Liderler şunları sağlamakla yükümlüdürler (Kırel, 2007: 137):

-Sistem, politika ve uygulamalar vizyonu desteklemelidir.

-Farklılıkların yönetimi prensipleri organizasyon yaşamıyla bütünleşmelidir.

-Örgütün kültür ve sistemleri vizyonu desteklemeli ve değişimlere cevap verebilir nitelikte olmalıdır.

-Yetkilendirme ve yönlendirmenin varlığı gereklidir.

-Yeniden yapılanma, iletişim, eğitim ve takım çalışması gibi örgütsel değişim stratejileri farklılıkların yönetimiyle bağlantı oluşturmalıdır.

-Örgüt amaçlarını gerçekleştirme yolunda uygun olan davranışlar desteklenmelidir.

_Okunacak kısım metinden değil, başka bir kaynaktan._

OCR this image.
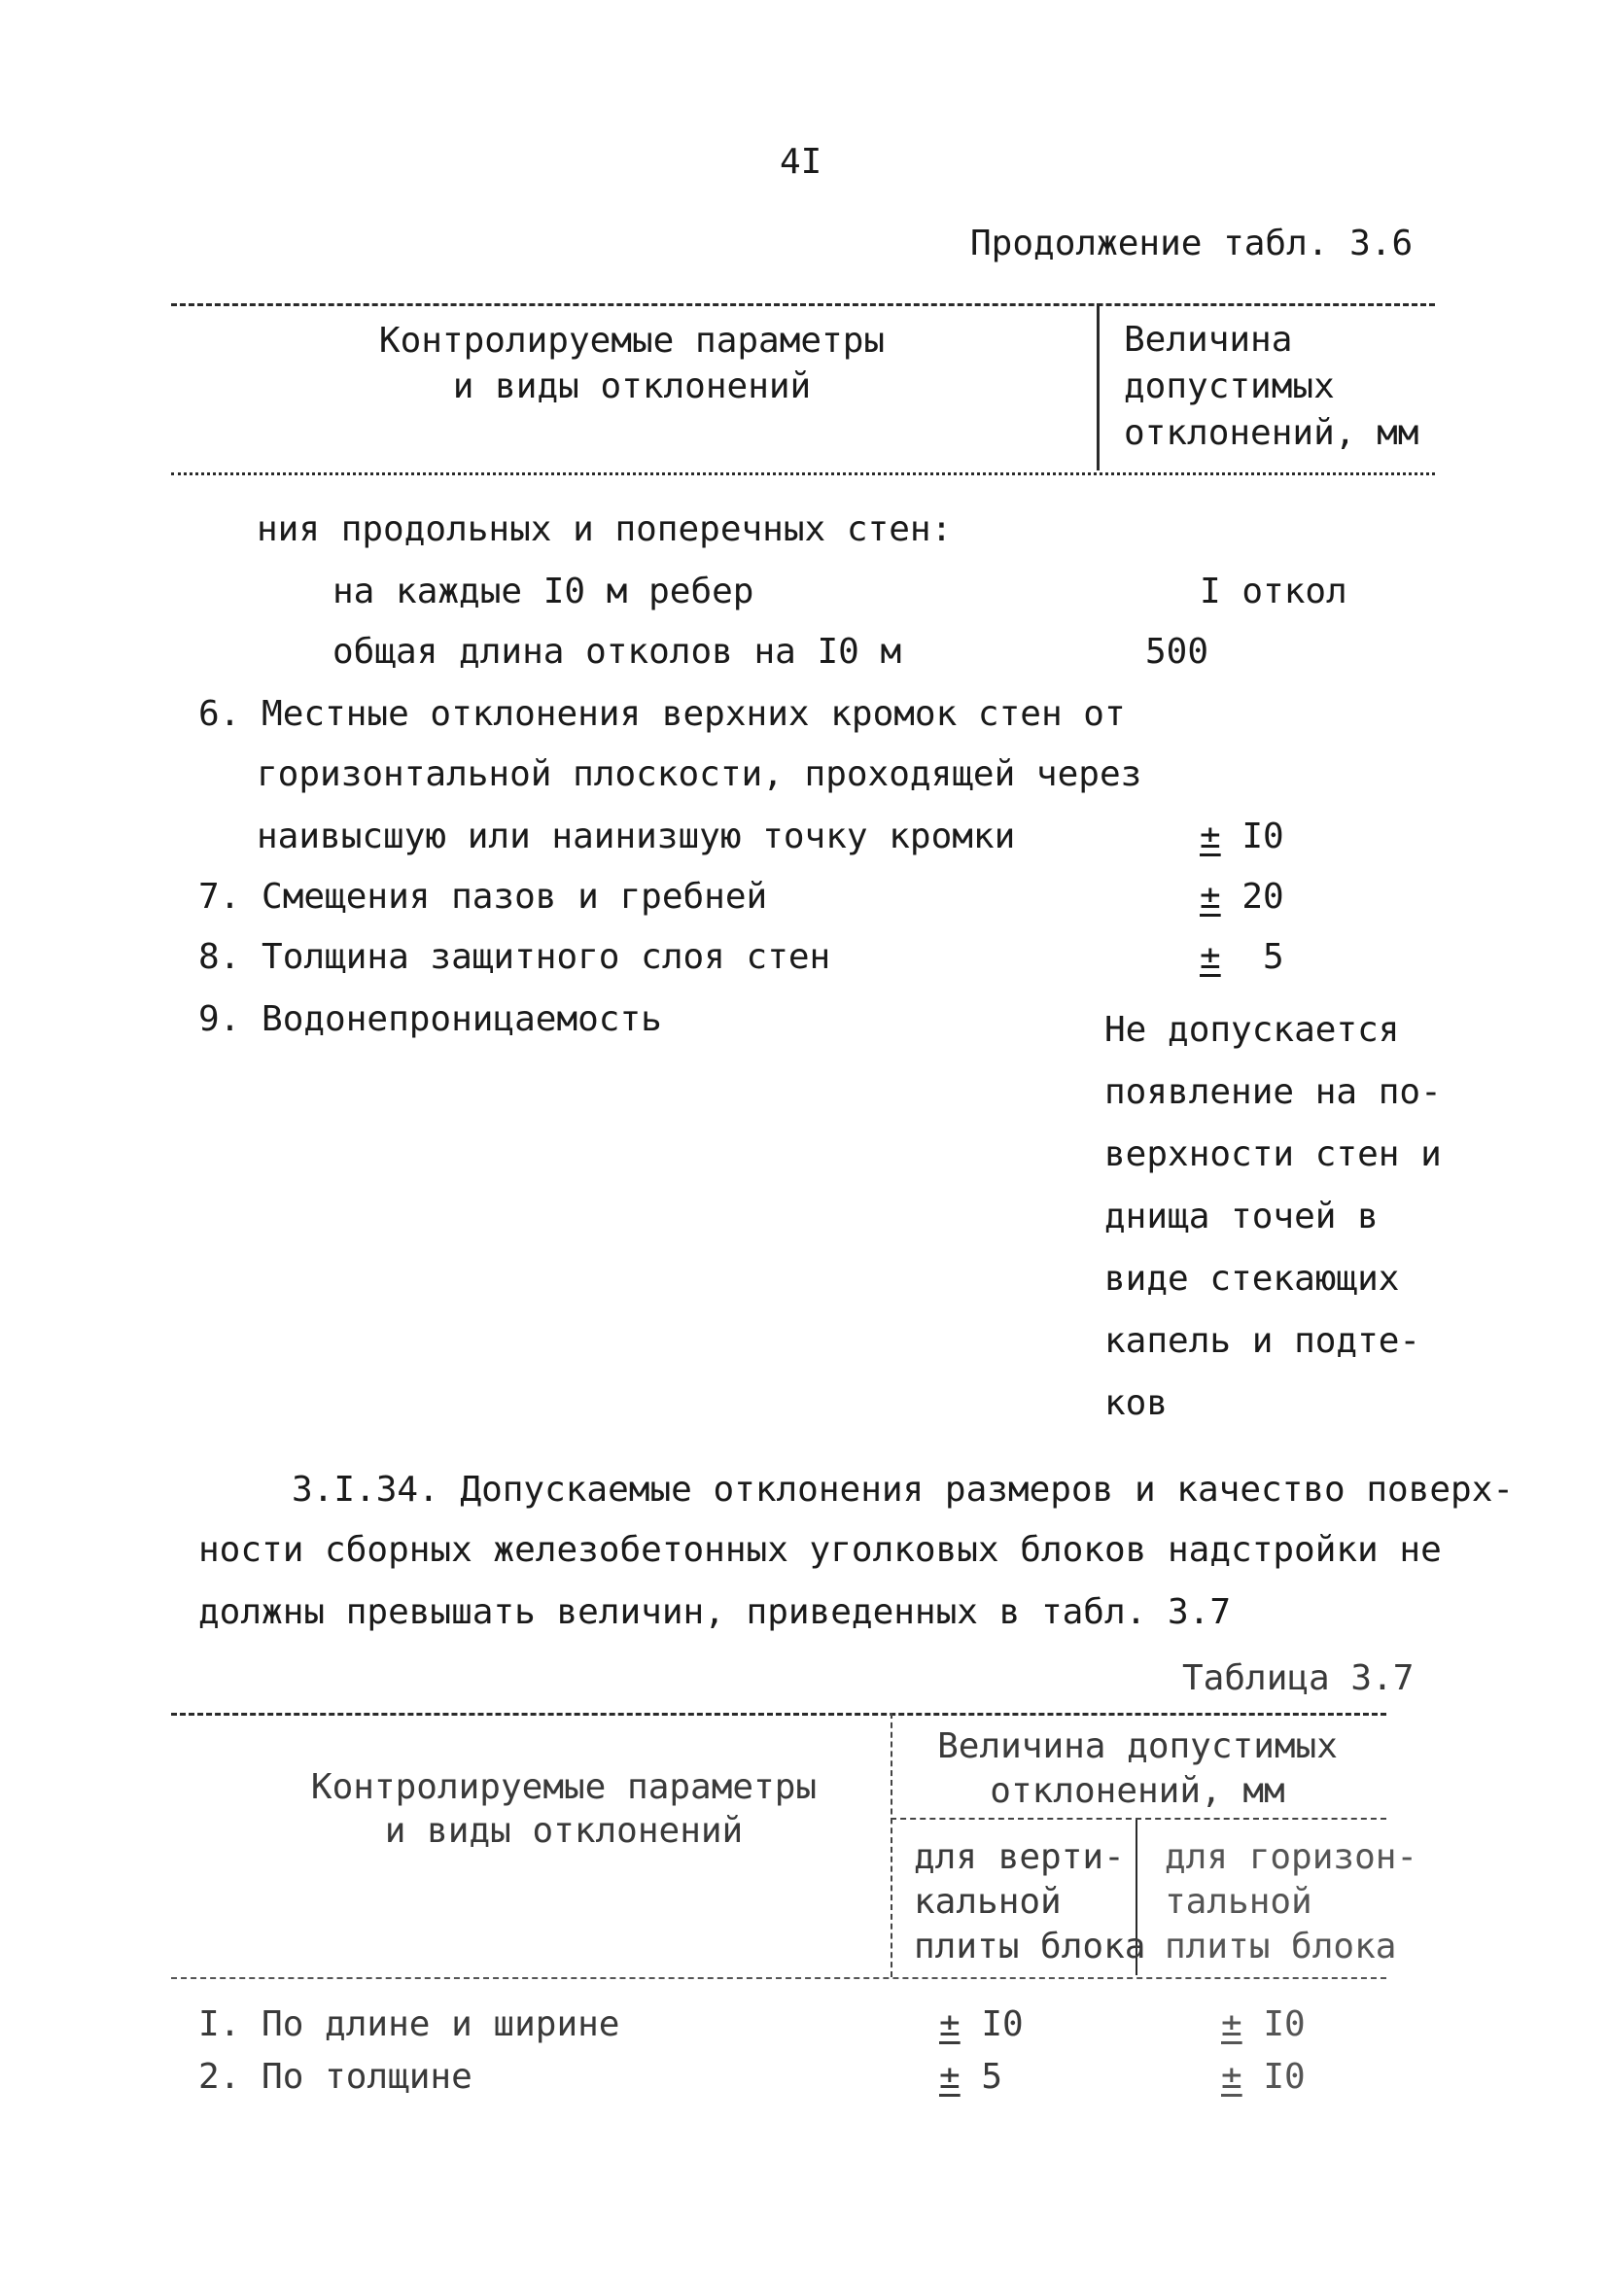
4I
Продолжение табл. 3.6
Контролируемые параметры
и виды отклонений
Величина
допустимых
отклонений, мм
ния продольных и поперечных стен:
на каждые I0 м ребер	I откол
общая длина отколов на I0 м	500
6. Местные отклонения верхних кромок стен от
горизонтальной плоскости, проходящей через
наивысшую или наинизшую точку кромки	± I0
7. Смещения пазов и гребней	± 20
8. Толщина защитного слоя стен	± 5
9. Водонепроницаемость	Не допускается
появление на по-
верхности стен и
днища точей в
виде стекающих
капель и подте-
ков
3.I.34. Допускаемые отклонения размеров и качество поверх-
ности сборных железобетонных уголковых блоков надстройки не
должны превышать величин, приведенных в табл. 3.7
Таблица 3.7
Контролируемые параметры
и виды отклонений
Величина допустимых
отклонений, мм
для верти-
кальной
плиты блока
для горизон-
тальной
плиты блока
I. По длине и ширине	± I0	± I0
2. По толщине	± 5	± I0
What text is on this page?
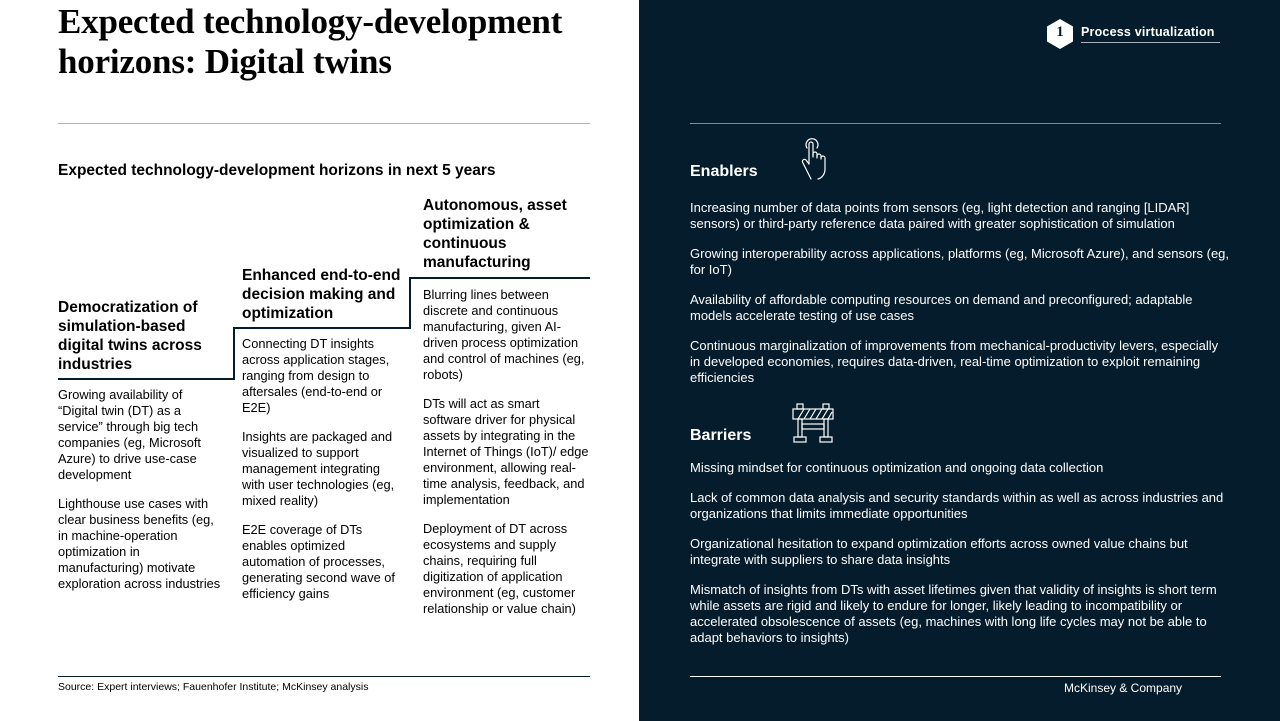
Expected technology-development horizons: Digital twins
Expected technology-development horizons in next 5 years
Democratization of simulation-based digital twins across industries

Growing availability of “Digital twin (DT) as a service” through big tech companies (eg, Microsoft Azure) to drive use-case development

Lighthouse use cases with clear business benefits (eg, in machine-operation optimization in manufacturing) motivate exploration across industries

Enhanced end-to-end decision making and optimization

Connecting DT insights across application stages, ranging from design to aftersales (end-to-end or E2E)

Insights are packaged and visualized to support management integrating with user technologies (eg, mixed reality)

E2E coverage of DTs enables optimized automation of processes, generating second wave of efficiency gains

Autonomous, asset optimization & continuous manufacturing

Blurring lines between discrete and continuous manufacturing, given AI-driven process optimization and control of machines (eg, robots)

DTs will act as smart software driver for physical assets by integrating in the Internet of Things (IoT)/ edge environment, allowing real-time analysis, feedback, and implementation

Deployment of DT across ecosystems and supply chains, requiring full digitization of application environment (eg, customer relationship or value chain)

Source: Expert interviews; Fauenhofer Institute; McKinsey analysis
1	Process virtualization
Enablers

Increasing number of data points from sensors (eg, light detection and ranging [LIDAR] sensors) or third-party reference data paired with greater sophistication of simulation

Growing interoperability across applications, platforms (eg, Microsoft Azure), and sensors (eg, for IoT)

Availability of affordable computing resources on demand and preconfigured; adaptable models accelerate testing of use cases

Continuous marginalization of improvements from mechanical-productivity levers, especially in developed economies, requires data-driven, real-time optimization to exploit remaining efficiencies

Barriers

Missing mindset for continuous optimization and ongoing data collection

Lack of common data analysis and security standards within as well as across industries and organizations that limits immediate opportunities

Organizational hesitation to expand optimization efforts across owned value chains but integrate with suppliers to share data insights

Mismatch of insights from DTs with asset lifetimes given that validity of insights is short term while assets are rigid and likely to endure for longer, likely leading to incompatibility or accelerated obsolescence of assets (eg, machines with long life cycles may not be able to adapt behaviors to insights)

McKinsey & Company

1.6.2.8. Kişisel Ahlak Gelişimini Sağlamak

Kırel’e göre, örgütlerde sıkça rastlanan politik davranışlar psikolojik tacize yol açar. Bu faaliyetler örgüt üyelerinin tedirgin olmasına neden olmaktadır. Bu bir kısım çalışan için işten ayrılma ya da işten ayrılma planları yapma şeklinde kendini gösterirken, diğerleri için örgütte etkin bir gruba dahil olmaya yönelişle de sonuçlanabilir. Örgütsel politikanın zararlarından biri de, örgüt üyelerinin yükselmek için çalışmak yerine politik oyunlara başvurmayı alışkanlık haline getirmeleri ve böylece örgütte kötü bir takım geleneklerin yerleşmesi olasılığını arttırmasıdır. Örgütte meşru olmayan politikaların uygulanması, güç kullanımı, örgütsel kültür ve kimlik konusunda yozlaşma ve bozulmaları beraberinde getirmektedir. Psikolojik taciz bu anlamda en karakteristik davranış biçimlerini içinde barındıran bir kavramdır (Ertekin ve Çimen, 2003: 12).

Etik standartlar koymak ve çalışanları da ikna etmek psikolojik taciz süreci oluşumunu engeller ve örgütlerde psikolojik tacizle mücadelede önemli yollardan biri kişisel ahlak gelişimini sağlamaktır. Etik prensipler bireyi istenmedik davranışlardan uzaklaştırarak kontrol görevi üstlenir. Özellikle yöneticilerin çalışanlarına örnek olabilecek davranışlarda bulunmaları gerekir (Kırel, 2007: 89).